If you run the only restaurant in a city (but there's also a supermarket), whether you're a monopoly or not depends on whether the market is "restaurants" or "food."
So Apple starts looking like a monopolist if the market is "iPhone apps," but less so if the market is "smartphone apps."
Ditto Facebook: Is the market "social networking" (it's probably a monopoly) or messaging (where WhatsApp, Signal, Telegram and iChat are available, too)?
Is Google's market search (probably a monopoly) or "online information" (probably not)?
How a bill becomes a law
So will this big bill pass?
Constraining the tech giants is good politics, and Senator Klobuchar has friends, including some across the political aisle.
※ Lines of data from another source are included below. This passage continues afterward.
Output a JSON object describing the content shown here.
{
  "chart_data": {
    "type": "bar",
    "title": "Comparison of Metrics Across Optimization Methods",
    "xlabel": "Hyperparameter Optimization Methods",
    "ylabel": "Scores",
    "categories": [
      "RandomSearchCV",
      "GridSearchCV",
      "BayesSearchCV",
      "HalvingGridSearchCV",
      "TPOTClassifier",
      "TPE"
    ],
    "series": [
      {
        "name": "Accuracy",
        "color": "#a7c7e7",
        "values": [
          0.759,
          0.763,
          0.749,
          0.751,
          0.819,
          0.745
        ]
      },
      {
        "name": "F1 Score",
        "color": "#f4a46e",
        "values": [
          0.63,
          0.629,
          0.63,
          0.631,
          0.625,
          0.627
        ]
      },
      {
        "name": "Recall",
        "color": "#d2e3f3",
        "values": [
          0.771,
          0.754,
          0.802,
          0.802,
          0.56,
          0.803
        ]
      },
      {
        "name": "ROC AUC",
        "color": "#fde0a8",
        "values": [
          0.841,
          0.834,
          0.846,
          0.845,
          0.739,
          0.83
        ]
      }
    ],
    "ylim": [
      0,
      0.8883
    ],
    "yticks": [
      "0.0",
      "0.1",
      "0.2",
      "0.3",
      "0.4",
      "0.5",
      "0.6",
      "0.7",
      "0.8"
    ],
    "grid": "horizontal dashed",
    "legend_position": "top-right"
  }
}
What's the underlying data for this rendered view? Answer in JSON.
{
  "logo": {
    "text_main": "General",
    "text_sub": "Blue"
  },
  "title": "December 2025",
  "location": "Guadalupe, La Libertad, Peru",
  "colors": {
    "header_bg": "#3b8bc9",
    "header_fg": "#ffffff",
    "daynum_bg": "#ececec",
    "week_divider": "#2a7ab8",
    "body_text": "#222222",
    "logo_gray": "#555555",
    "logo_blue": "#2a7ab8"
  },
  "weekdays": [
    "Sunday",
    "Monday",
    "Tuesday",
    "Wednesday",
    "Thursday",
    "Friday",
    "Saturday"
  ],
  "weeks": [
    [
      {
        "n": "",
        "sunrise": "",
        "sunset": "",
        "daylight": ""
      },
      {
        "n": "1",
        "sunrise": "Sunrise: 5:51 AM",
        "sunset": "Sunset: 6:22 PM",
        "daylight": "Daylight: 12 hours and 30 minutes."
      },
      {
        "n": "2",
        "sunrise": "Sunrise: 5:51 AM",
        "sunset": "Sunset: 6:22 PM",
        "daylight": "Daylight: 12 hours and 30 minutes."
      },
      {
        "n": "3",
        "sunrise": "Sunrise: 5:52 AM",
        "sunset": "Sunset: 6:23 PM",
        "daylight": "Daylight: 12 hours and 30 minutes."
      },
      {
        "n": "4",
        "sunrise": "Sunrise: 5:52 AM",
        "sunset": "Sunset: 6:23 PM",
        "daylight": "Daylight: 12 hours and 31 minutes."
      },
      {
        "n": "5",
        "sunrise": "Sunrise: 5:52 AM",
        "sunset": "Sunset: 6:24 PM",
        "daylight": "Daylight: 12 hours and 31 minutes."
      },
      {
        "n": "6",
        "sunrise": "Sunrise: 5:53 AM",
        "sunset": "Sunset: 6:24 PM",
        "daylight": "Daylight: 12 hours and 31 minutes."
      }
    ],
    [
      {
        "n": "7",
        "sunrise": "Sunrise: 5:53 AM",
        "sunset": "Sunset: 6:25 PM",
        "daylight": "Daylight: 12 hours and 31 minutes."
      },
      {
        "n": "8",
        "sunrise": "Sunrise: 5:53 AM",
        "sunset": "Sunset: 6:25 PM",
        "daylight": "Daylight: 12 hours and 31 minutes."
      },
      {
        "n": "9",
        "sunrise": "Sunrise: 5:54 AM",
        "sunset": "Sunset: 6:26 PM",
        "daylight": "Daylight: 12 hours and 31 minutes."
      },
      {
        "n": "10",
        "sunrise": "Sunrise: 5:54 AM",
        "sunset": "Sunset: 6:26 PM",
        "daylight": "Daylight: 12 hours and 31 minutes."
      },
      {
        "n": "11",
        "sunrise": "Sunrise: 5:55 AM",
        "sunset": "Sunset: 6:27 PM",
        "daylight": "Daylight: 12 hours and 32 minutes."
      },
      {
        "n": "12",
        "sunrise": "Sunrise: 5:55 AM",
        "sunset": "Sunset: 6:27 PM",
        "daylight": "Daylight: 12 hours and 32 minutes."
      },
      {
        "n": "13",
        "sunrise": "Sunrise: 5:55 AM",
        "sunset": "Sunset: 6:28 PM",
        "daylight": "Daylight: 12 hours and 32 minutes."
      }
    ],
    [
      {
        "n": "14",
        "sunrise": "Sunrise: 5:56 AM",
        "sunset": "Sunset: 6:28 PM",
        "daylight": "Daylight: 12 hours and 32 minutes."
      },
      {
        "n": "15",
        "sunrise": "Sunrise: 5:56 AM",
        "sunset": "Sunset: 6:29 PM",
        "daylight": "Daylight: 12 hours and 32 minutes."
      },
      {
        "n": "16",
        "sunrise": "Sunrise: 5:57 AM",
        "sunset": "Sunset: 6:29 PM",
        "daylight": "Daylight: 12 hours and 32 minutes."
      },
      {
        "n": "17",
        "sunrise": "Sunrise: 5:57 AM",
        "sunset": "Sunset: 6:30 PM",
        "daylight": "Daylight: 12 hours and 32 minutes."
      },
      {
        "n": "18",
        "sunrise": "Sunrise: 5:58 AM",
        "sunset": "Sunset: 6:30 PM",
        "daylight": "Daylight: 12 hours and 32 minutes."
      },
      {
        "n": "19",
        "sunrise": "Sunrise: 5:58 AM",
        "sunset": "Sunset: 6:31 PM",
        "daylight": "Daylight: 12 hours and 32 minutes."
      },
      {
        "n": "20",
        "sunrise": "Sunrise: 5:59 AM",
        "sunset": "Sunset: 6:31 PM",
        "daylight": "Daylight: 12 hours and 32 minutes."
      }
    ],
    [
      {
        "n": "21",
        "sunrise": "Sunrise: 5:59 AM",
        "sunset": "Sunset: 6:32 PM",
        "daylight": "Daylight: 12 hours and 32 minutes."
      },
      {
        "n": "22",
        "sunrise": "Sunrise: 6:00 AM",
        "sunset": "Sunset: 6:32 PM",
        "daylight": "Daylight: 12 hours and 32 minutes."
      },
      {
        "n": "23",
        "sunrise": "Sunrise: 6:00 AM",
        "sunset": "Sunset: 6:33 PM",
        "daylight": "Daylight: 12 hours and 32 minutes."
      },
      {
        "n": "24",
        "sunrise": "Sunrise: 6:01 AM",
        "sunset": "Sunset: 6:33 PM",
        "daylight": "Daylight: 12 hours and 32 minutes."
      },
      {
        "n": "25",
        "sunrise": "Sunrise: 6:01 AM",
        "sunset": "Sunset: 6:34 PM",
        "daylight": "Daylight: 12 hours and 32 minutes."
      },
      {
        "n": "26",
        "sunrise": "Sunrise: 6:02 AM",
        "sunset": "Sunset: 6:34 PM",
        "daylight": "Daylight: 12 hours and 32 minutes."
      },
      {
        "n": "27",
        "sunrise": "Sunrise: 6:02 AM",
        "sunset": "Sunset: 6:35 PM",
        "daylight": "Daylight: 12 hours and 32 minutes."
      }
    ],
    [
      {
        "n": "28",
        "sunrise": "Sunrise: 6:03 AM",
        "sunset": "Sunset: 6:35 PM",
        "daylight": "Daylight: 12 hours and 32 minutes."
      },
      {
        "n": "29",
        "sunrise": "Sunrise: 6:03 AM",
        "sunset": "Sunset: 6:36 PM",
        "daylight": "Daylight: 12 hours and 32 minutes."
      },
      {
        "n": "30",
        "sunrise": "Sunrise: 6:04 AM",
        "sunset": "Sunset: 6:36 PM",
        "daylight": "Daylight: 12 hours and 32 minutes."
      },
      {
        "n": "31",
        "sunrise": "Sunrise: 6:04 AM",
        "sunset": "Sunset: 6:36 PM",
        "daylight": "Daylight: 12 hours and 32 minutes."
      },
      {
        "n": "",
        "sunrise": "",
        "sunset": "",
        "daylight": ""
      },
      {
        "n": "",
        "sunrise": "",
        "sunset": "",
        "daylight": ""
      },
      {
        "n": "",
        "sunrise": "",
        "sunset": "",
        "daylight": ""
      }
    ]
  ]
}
Senator Josh Hawley is a Republican who has introduced amendments to prohibit mergers and acquisitions by online platforms.
In the House, the antitrust ranking member Ken Buck is also a Republican who has said pursuing the online giants' anticompetitive actions is a top priority for him.
Look for Klobuchar to use her panel to launch more hearings about antitrust in other sectors, including telecom, and for all of these to be closely tied to her legislative push.
"Having a few hearings where you're sitting at a movie throwing popcorn at a screen, at the CEOs, isn't going to be enough," she says.